Segundo ele, os professores passaram a observar alunos mais atentos e participativos. A dinâmica em sala de aula mudou, com estudantes escrevendo mais e interagindo com os conteúdos. Nos intervalos, o uso dos espaços comuns também se diversificou, com maior convivência, jogos e atividades recreativas.

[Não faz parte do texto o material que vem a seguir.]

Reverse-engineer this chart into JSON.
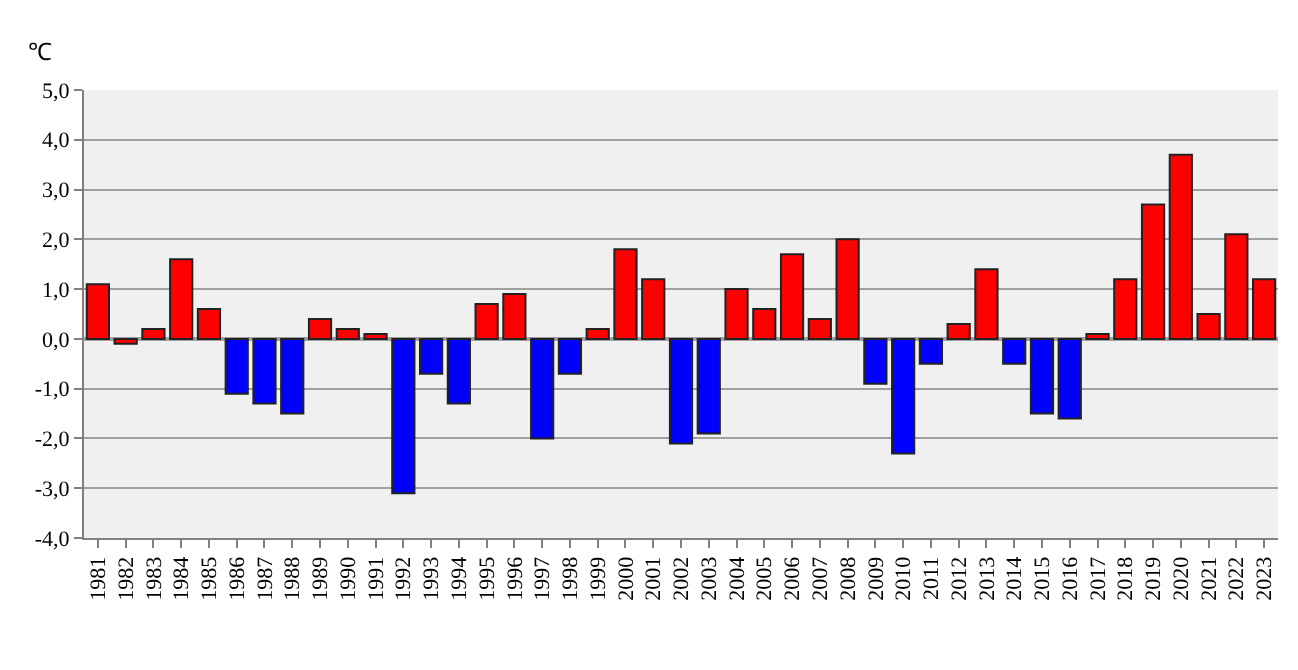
{
  "chart_data": {
    "type": "bar",
    "ylabel": "℃",
    "categories": [
      "1981",
      "1982",
      "1983",
      "1984",
      "1985",
      "1986",
      "1987",
      "1988",
      "1989",
      "1990",
      "1991",
      "1992",
      "1993",
      "1994",
      "1995",
      "1996",
      "1997",
      "1998",
      "1999",
      "2000",
      "2001",
      "2002",
      "2003",
      "2004",
      "2005",
      "2006",
      "2007",
      "2008",
      "2009",
      "2010",
      "2011",
      "2012",
      "2013",
      "2014",
      "2015",
      "2016",
      "2017",
      "2018",
      "2019",
      "2020",
      "2021",
      "2022",
      "2023"
    ],
    "values": [
      1.1,
      -0.1,
      0.2,
      1.6,
      0.6,
      -1.1,
      -1.3,
      -1.5,
      0.4,
      0.2,
      0.1,
      -3.1,
      -0.7,
      -1.3,
      0.7,
      0.9,
      -2.0,
      -0.7,
      0.2,
      1.8,
      1.2,
      -2.1,
      -1.9,
      1.0,
      0.6,
      1.7,
      0.4,
      2.0,
      -0.9,
      -2.3,
      -0.5,
      0.3,
      1.4,
      -0.5,
      -1.5,
      -1.6,
      0.1,
      1.2,
      2.7,
      3.7,
      0.5,
      2.1,
      1.2
    ],
    "colors": [
      "#ff0000",
      "#ff0000",
      "#ff0000",
      "#ff0000",
      "#ff0000",
      "#0000ff",
      "#0000ff",
      "#0000ff",
      "#ff0000",
      "#ff0000",
      "#ff0000",
      "#0000ff",
      "#0000ff",
      "#0000ff",
      "#ff0000",
      "#ff0000",
      "#0000ff",
      "#0000ff",
      "#ff0000",
      "#ff0000",
      "#ff0000",
      "#0000ff",
      "#0000ff",
      "#ff0000",
      "#ff0000",
      "#ff0000",
      "#ff0000",
      "#ff0000",
      "#0000ff",
      "#0000ff",
      "#0000ff",
      "#ff0000",
      "#ff0000",
      "#0000ff",
      "#0000ff",
      "#0000ff",
      "#ff0000",
      "#ff0000",
      "#ff0000",
      "#ff0000",
      "#ff0000",
      "#ff0000",
      "#ff0000"
    ],
    "ylim": [
      -4,
      5
    ],
    "yticks": [
      {
        "value": -4,
        "label": "-4,0"
      },
      {
        "value": -3,
        "label": "-3,0"
      },
      {
        "value": -2,
        "label": "-2,0"
      },
      {
        "value": -1,
        "label": "-1,0"
      },
      {
        "value": 0,
        "label": "0,0"
      },
      {
        "value": 1,
        "label": "1,0"
      },
      {
        "value": 2,
        "label": "2,0"
      },
      {
        "value": 3,
        "label": "3,0"
      },
      {
        "value": 4,
        "label": "4,0"
      },
      {
        "value": 5,
        "label": "5,0"
      }
    ],
    "grid": "y"
  }
}
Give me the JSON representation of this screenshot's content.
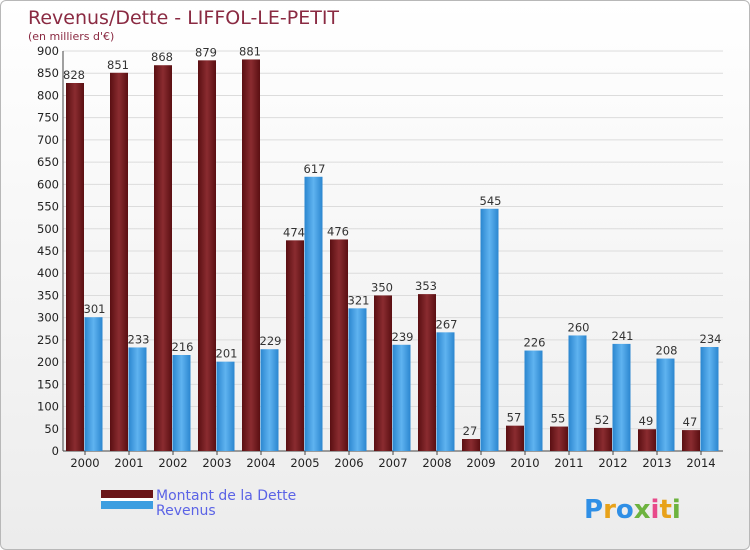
{
  "chart_data": {
    "type": "bar",
    "title": "Revenus/Dette - LIFFOL-LE-PETIT",
    "subtitle": "(en milliers d'€)",
    "categories": [
      "2000",
      "2001",
      "2002",
      "2003",
      "2004",
      "2005",
      "2006",
      "2007",
      "2008",
      "2009",
      "2010",
      "2011",
      "2012",
      "2013",
      "2014"
    ],
    "series": [
      {
        "name": "Montant de la Dette",
        "color": "#7a1e22",
        "values": [
          828,
          851,
          868,
          879,
          881,
          474,
          476,
          350,
          353,
          27,
          57,
          55,
          52,
          49,
          47
        ]
      },
      {
        "name": "Revenus",
        "color": "#3d9ee0",
        "values": [
          301,
          233,
          216,
          201,
          229,
          617,
          321,
          239,
          267,
          545,
          226,
          260,
          241,
          208,
          234
        ]
      }
    ],
    "ylim": [
      0,
      900
    ],
    "yticks": [
      0,
      50,
      100,
      150,
      200,
      250,
      300,
      350,
      400,
      450,
      500,
      550,
      600,
      650,
      700,
      750,
      800,
      850,
      900
    ],
    "grid": true,
    "legend": "bottom-left"
  },
  "logo": {
    "text": "Proxiti",
    "colors": [
      "#2f8fe6",
      "#e8a21a",
      "#2f8fe6",
      "#6db33f",
      "#e84a8a",
      "#e8a21a",
      "#6db33f"
    ]
  }
}
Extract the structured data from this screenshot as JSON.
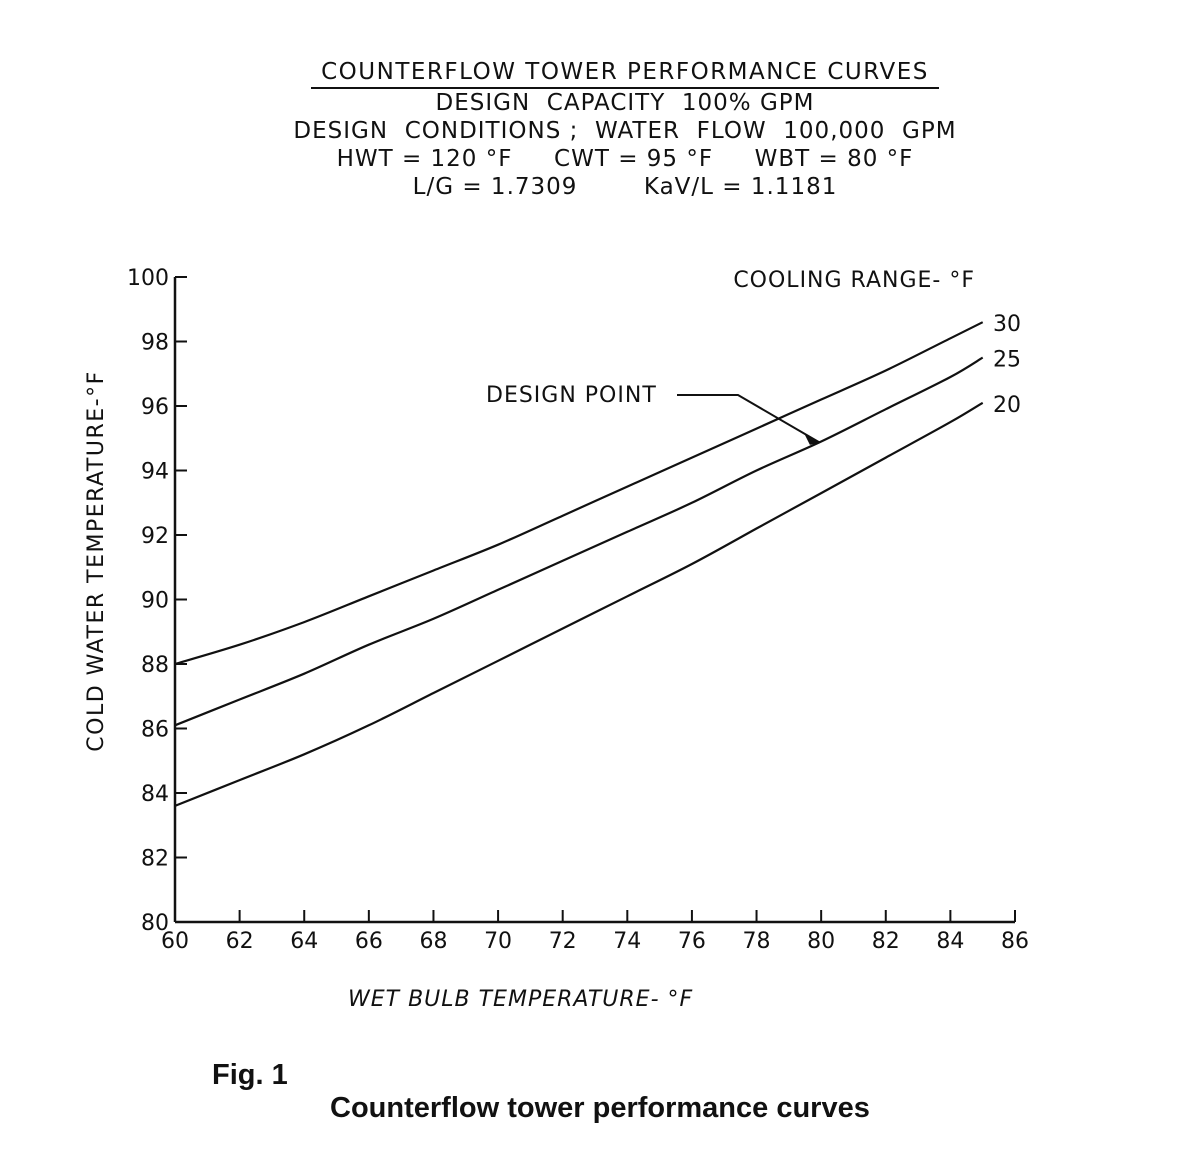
{
  "figure": {
    "title": "COUNTERFLOW  TOWER  PERFORMANCE  CURVES",
    "subtitle_lines": [
      "DESIGN  CAPACITY  100% GPM",
      "DESIGN  CONDITIONS ;  WATER  FLOW  100,000  GPM",
      "HWT = 120 °F     CWT = 95 °F     WBT = 80 °F",
      "L/G = 1.7309        KaV/L = 1.1181"
    ],
    "caption_label": "Fig. 1",
    "caption_text": "Counterflow tower performance curves"
  },
  "chart_data": {
    "type": "line",
    "xlabel": "WET BULB TEMPERATURE- °F",
    "ylabel": "COLD  WATER  TEMPERATURE-°F",
    "xlim": [
      60,
      86
    ],
    "ylim": [
      80,
      100
    ],
    "x_ticks": [
      60,
      62,
      64,
      66,
      68,
      70,
      72,
      74,
      76,
      78,
      80,
      82,
      84,
      86
    ],
    "y_ticks": [
      80,
      82,
      84,
      86,
      88,
      90,
      92,
      94,
      96,
      98,
      100
    ],
    "grid": false,
    "legend_title": "COOLING RANGE- °F",
    "series": [
      {
        "name": "30",
        "x": [
          60,
          62,
          64,
          66,
          68,
          70,
          72,
          74,
          76,
          78,
          80,
          82,
          84,
          85
        ],
        "y": [
          88.0,
          88.6,
          89.3,
          90.1,
          90.9,
          91.7,
          92.6,
          93.5,
          94.4,
          95.3,
          96.2,
          97.1,
          98.1,
          98.6
        ]
      },
      {
        "name": "25",
        "x": [
          60,
          62,
          64,
          66,
          68,
          70,
          72,
          74,
          76,
          78,
          80,
          82,
          84,
          85
        ],
        "y": [
          86.1,
          86.9,
          87.7,
          88.6,
          89.4,
          90.3,
          91.2,
          92.1,
          93.0,
          94.0,
          94.9,
          95.9,
          96.9,
          97.5
        ]
      },
      {
        "name": "20",
        "x": [
          60,
          62,
          64,
          66,
          68,
          70,
          72,
          74,
          76,
          78,
          80,
          82,
          84,
          85
        ],
        "y": [
          83.6,
          84.4,
          85.2,
          86.1,
          87.1,
          88.1,
          89.1,
          90.1,
          91.1,
          92.2,
          93.3,
          94.4,
          95.5,
          96.1
        ]
      }
    ],
    "annotation": {
      "text": "DESIGN POINT",
      "x": 80,
      "y": 95
    }
  }
}
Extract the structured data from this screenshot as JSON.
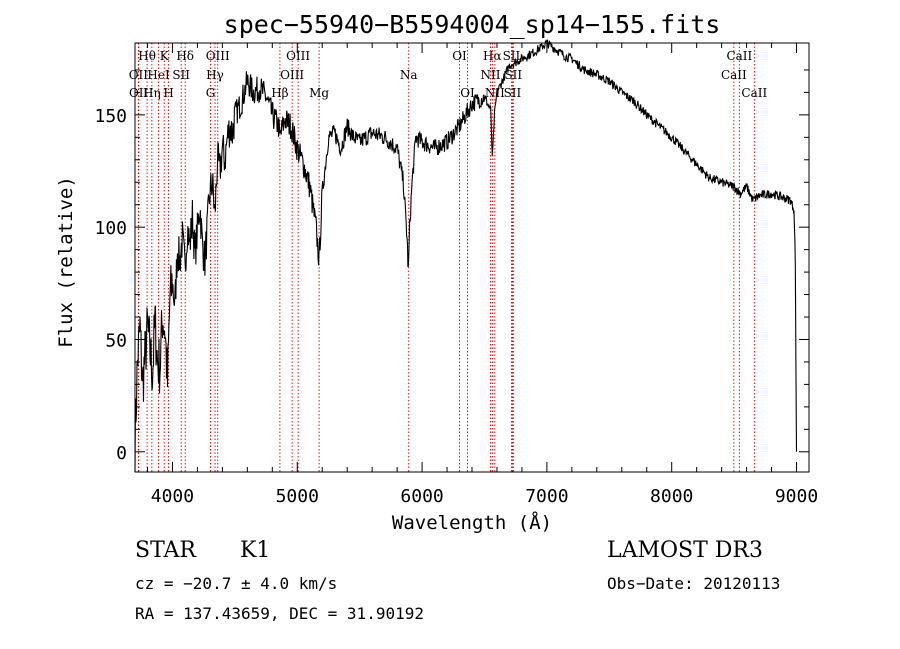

RESULTADOS ACADÊMICOS E DESAFIOS LOGÍSTICOS

Marques destacou que a melhora no desempenho acadêmico foi perceptível. “Tivemos o menor número de alunos em recuperação dos últimos anos. Apesar disso, enfrentamos desafios logísticos, principalmente nas disciplinas eletivas, em que muitas vezes havia necessidade de uso pedagógico dos aparelhos. Sempre que o uso foi solicitado com finalidade educacional, o acesso foi autorizado de forma organizada e sem prejuízo para os estudantes”, explicou.

O relato aponta para a necessidade de equilíbrio entre restrição e uso pedagógico planejado.

MATERIAIS DO MEC APOIAM A APLICAÇÃO DA LEI

Para apoiar escolas e redes de ensino, o MEC disponibilizou materiais orientadores voltados a gestores, professores, estudantes e famílias. Entre os conteúdos estão guias práticos, planos de aula, roteiros para reuniões e materiais para campanhas de conscientização sobre o uso responsável de celulares.

Os documentos reforçam que a restrição ao uso indevido faz parte de uma estratégia pedagógica mais ampla, que integra proteção, formação e desenvolvimento de competências digitais críticas.

PRÓXIMOS PASSOS DA PESQUISA NACIONAL

A pesquisa nacional será desenvolvida em parceria com o Instituto Alana e deverá gerar subsídios para o aprimoramento contínuo da política pública. O MEC deve divulgar, ao longo de 2026, os resultados e eventuais recomendações a partir do estudo.

A expectativa é que os dados ajudem escolas, famílias e gestores a compreender melhor os efeitos da restrição de celulares nas escolas e a orientar práticas que conciliem tecnologia, aprendizagem e bem-estar dos estudantes.